女性は下駄箱の前を左に曲がった。この場所はくの字の形をしている。内角には更衣室、外角にはトイレがある。
「さ。ここが控室よ」
再び扉。女性はそこを押し開き、中に入ることを促してきた。
「ありがとうございます」
お礼を口にして中へと入る。
控室は確かにそれほど広くは無かった。およそ三畳。入り口の正面に大きめの窓。部屋の中央には腰の高さほどの長机。そして長机の二辺にはパイプ椅子が都合四脚、向かい合う形で置かれていた。

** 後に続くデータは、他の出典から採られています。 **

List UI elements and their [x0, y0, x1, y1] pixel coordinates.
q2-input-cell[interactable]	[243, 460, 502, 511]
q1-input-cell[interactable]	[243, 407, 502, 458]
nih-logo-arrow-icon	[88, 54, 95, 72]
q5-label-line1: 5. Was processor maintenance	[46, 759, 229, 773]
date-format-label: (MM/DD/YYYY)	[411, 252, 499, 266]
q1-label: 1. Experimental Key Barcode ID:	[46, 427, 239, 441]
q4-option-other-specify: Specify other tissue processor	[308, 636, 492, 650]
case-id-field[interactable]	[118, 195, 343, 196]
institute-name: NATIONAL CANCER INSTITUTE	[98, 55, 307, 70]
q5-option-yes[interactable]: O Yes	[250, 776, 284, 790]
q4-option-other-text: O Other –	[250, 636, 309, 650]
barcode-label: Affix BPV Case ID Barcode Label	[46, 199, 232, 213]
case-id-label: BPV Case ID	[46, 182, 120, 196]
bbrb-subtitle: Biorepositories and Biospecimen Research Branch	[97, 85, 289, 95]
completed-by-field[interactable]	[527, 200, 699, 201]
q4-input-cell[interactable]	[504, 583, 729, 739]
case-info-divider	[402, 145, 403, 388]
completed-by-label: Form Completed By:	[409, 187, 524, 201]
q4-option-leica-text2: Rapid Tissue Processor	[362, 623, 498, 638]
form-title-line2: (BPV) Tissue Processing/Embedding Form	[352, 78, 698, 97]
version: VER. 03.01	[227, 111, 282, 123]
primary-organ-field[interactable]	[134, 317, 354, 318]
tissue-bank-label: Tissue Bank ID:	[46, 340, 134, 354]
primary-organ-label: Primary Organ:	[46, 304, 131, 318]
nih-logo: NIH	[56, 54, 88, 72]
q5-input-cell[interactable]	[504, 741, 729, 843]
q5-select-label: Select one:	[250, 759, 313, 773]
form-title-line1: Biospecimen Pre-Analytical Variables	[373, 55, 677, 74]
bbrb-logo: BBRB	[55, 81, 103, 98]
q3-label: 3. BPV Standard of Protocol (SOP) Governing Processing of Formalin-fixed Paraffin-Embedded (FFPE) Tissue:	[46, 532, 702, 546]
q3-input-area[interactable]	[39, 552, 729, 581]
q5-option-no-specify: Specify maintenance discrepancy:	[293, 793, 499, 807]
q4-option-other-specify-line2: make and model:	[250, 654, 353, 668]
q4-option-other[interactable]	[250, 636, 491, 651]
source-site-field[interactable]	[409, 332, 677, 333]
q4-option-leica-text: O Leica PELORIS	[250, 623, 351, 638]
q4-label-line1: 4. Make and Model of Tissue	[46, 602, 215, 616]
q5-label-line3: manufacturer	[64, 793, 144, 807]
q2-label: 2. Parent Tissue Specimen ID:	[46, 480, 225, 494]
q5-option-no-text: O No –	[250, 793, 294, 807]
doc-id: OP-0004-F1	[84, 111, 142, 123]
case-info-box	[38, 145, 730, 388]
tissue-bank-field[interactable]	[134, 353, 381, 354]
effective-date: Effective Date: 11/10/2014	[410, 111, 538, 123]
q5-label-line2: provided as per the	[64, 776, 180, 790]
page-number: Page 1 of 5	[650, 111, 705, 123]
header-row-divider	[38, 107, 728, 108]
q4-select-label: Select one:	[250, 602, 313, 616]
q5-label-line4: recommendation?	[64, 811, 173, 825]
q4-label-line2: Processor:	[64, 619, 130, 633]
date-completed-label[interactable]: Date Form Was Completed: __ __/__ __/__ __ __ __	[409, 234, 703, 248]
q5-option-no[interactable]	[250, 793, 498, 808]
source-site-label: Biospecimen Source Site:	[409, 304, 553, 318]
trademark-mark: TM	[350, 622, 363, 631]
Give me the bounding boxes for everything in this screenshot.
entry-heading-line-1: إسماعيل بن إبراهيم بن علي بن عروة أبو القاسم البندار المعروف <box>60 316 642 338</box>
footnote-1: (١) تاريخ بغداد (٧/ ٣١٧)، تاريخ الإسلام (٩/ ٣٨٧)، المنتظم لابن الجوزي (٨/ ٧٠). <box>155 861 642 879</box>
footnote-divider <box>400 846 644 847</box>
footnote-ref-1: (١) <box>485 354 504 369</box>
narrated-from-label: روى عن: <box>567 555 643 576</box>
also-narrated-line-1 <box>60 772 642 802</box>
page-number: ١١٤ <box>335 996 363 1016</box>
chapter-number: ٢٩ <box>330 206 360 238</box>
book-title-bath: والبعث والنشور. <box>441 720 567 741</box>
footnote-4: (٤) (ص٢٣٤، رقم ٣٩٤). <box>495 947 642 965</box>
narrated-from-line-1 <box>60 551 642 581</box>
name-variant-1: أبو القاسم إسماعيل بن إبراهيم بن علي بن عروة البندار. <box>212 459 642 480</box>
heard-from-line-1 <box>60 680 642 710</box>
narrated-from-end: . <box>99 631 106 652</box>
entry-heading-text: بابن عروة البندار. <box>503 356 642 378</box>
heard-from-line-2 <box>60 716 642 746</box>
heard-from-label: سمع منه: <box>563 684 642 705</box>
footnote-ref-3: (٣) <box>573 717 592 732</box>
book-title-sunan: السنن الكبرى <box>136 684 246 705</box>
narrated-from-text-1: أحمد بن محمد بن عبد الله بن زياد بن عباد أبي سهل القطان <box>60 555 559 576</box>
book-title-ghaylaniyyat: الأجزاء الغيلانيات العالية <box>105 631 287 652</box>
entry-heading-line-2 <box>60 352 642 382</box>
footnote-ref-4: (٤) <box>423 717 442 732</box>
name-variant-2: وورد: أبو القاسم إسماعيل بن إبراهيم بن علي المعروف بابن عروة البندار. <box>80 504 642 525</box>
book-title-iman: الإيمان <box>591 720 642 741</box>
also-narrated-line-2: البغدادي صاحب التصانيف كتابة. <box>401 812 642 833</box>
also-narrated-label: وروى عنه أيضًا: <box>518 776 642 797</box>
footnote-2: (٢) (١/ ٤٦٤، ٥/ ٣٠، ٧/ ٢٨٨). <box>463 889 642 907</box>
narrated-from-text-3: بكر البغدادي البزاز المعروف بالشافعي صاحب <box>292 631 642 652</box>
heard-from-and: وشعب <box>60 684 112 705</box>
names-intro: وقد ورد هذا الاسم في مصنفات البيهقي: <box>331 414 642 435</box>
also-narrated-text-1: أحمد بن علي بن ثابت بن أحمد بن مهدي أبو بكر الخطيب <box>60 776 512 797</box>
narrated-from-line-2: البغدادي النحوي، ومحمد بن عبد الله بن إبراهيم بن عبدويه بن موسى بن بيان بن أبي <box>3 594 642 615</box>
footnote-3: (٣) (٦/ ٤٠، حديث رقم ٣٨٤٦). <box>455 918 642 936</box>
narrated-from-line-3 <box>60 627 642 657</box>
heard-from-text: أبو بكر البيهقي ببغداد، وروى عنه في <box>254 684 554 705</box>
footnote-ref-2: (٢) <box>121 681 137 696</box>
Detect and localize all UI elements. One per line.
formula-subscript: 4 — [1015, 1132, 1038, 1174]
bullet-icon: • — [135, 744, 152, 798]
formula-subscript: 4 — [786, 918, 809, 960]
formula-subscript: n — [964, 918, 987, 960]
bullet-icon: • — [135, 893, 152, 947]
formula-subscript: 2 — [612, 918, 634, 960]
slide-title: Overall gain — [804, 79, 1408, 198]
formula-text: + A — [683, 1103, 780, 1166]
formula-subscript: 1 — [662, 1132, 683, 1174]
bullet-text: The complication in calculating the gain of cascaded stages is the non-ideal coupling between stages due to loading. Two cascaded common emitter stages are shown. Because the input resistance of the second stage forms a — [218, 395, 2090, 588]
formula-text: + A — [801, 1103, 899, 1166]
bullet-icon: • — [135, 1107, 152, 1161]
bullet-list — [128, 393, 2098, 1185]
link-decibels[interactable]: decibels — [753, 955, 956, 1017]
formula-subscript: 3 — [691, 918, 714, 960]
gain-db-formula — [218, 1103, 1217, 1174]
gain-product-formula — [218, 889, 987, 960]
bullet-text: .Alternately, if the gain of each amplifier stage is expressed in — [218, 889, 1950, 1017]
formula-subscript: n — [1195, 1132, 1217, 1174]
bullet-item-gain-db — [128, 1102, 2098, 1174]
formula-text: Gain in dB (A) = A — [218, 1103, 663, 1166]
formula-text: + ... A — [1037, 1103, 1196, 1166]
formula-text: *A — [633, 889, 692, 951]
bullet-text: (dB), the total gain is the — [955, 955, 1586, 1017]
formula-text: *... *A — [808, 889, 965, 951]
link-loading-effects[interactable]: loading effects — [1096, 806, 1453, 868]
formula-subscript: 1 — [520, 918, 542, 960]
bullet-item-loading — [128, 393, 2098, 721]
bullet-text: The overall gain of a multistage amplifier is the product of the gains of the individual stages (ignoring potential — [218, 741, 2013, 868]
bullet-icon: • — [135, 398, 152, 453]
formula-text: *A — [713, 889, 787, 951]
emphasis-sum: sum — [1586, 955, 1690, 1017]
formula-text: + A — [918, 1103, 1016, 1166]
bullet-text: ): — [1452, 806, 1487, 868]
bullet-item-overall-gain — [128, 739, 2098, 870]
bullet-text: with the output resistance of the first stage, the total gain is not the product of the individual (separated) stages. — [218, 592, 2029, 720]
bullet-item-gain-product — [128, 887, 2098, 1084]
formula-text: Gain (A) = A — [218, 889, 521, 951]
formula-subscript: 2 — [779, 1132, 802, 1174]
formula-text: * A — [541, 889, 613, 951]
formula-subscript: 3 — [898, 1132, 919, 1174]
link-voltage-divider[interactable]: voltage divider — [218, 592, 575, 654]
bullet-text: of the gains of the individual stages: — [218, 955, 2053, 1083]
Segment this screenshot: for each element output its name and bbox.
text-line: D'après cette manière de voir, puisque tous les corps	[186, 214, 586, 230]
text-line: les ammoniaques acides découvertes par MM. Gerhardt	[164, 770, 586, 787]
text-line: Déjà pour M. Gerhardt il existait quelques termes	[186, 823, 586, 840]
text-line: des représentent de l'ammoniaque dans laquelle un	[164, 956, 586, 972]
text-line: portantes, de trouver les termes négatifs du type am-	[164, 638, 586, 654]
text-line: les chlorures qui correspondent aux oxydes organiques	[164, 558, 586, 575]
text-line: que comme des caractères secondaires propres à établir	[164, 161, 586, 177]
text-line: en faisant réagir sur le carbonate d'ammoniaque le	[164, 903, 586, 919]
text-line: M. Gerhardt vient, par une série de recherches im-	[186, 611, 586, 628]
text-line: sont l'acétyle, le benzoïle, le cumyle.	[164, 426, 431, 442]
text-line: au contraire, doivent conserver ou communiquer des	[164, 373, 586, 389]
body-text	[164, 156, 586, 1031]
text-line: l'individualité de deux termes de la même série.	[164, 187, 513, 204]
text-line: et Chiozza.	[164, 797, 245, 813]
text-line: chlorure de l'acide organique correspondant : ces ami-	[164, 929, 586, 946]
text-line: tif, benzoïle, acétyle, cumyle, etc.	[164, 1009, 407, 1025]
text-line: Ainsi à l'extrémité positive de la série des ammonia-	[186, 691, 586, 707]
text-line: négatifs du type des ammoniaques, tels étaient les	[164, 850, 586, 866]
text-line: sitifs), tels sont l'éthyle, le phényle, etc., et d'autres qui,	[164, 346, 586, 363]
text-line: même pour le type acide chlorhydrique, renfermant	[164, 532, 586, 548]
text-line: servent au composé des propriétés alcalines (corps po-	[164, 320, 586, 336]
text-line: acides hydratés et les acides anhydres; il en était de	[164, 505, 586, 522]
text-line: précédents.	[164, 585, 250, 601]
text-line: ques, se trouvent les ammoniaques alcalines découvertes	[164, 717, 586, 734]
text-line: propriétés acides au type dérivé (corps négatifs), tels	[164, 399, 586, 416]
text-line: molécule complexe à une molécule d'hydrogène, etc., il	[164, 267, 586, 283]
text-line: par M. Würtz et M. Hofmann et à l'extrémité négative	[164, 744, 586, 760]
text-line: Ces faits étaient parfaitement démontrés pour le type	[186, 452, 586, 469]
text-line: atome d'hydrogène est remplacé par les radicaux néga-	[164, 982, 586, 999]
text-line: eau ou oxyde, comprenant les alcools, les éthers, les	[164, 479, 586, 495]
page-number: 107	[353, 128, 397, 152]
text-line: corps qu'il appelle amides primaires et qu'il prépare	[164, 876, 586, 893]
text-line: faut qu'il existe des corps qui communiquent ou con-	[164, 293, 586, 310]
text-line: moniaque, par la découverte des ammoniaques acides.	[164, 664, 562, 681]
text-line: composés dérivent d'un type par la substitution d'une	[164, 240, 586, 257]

俺は上座へと座ることを促され、一番奥の椅子に腰を下ろす。
女性もまた俺の対面に腰かけると、俺から受け取った封筒を開けて履歴書を軽く確認。それから気さくな笑みを浮かべて俺を見つめてきた。
「それじゃあ面接を始めましょうか。私はここで店長を務めている愛猫恋(あいびょうれん)と言います。よろしくね」
「あ、私は」
「あぁ、別に構わないわよ。貴方のお名前は太田司さんよね? ちゃんと履歴書に書いてあるから大丈夫」
机の上に置かれた履歴書に視線を落としながら愛猫さんが言った。
「あ、そうですよね……」
ダメだ。やっぱり面接となると緊張しちまう。しかも今回はサブカルチャーの話題禁止令まで出ている。一体何を話せば良いって言うんだ。ああいや待て。そもそも俺から話題を振るのがおかしい。では、これから出てくるであろう質問を予想しておくのはどうだろう。我ながら名案。面接のプロここに爆誕。
ともあれされるであろう質問だが、志望動機や、いつ働けるか等について訊かれるのではなかろうか。働く時間に関しては学校帰りから労働基準法に引っかからない時間までは働ける。労働基準法が何なのかは俺も知らん。多分重要なやつだ。そして土日祝日も同様だ……って考えてみると、本当に暇人だな俺。何だか悲しくなってきた。
しかし、労働時間はよりも一番の懸念材料は志望動機だ。この店はおろか、ファミレスにすら数えられるくらいしか訪れたことの無い俺が、欠片も興味が無かった飲食店についてどう語れと。
まぁ、ここは一つ適当にそれっぽい動機でも語ろう。「人と関わる仕事をしてみたかった」とか、「他人が食事して笑顔になる姿が好きなんです」とか。やだなにそれ、ぽいじゃん。
これならイケる、と自信を漲らせながら愛猫さんの顔を見て、俺は凍り付いた。
愛猫さんはジッと俺の目を見ていた。まるで少しの嘘も見逃さぬような鋭い眼光。俺は思わず唾をごくりと飲み込みながら、己の安直な考えを恥じた。
――嘘はつけない。この人に嘘をついても見透かされる……!
気は動転。すっかり先ほどまでの自信は消えて無くなった。
むしろこの人は俺の考えを読んでいるかもしれない。安易な嘘を吐こうとしていた俺を見透かしているのかも。
無言の圧力はあまりにも長く感じられ、その間の俺の心臓は大きく打ち続けていた。
そして、愛猫さんはゆっくりと口を開いた。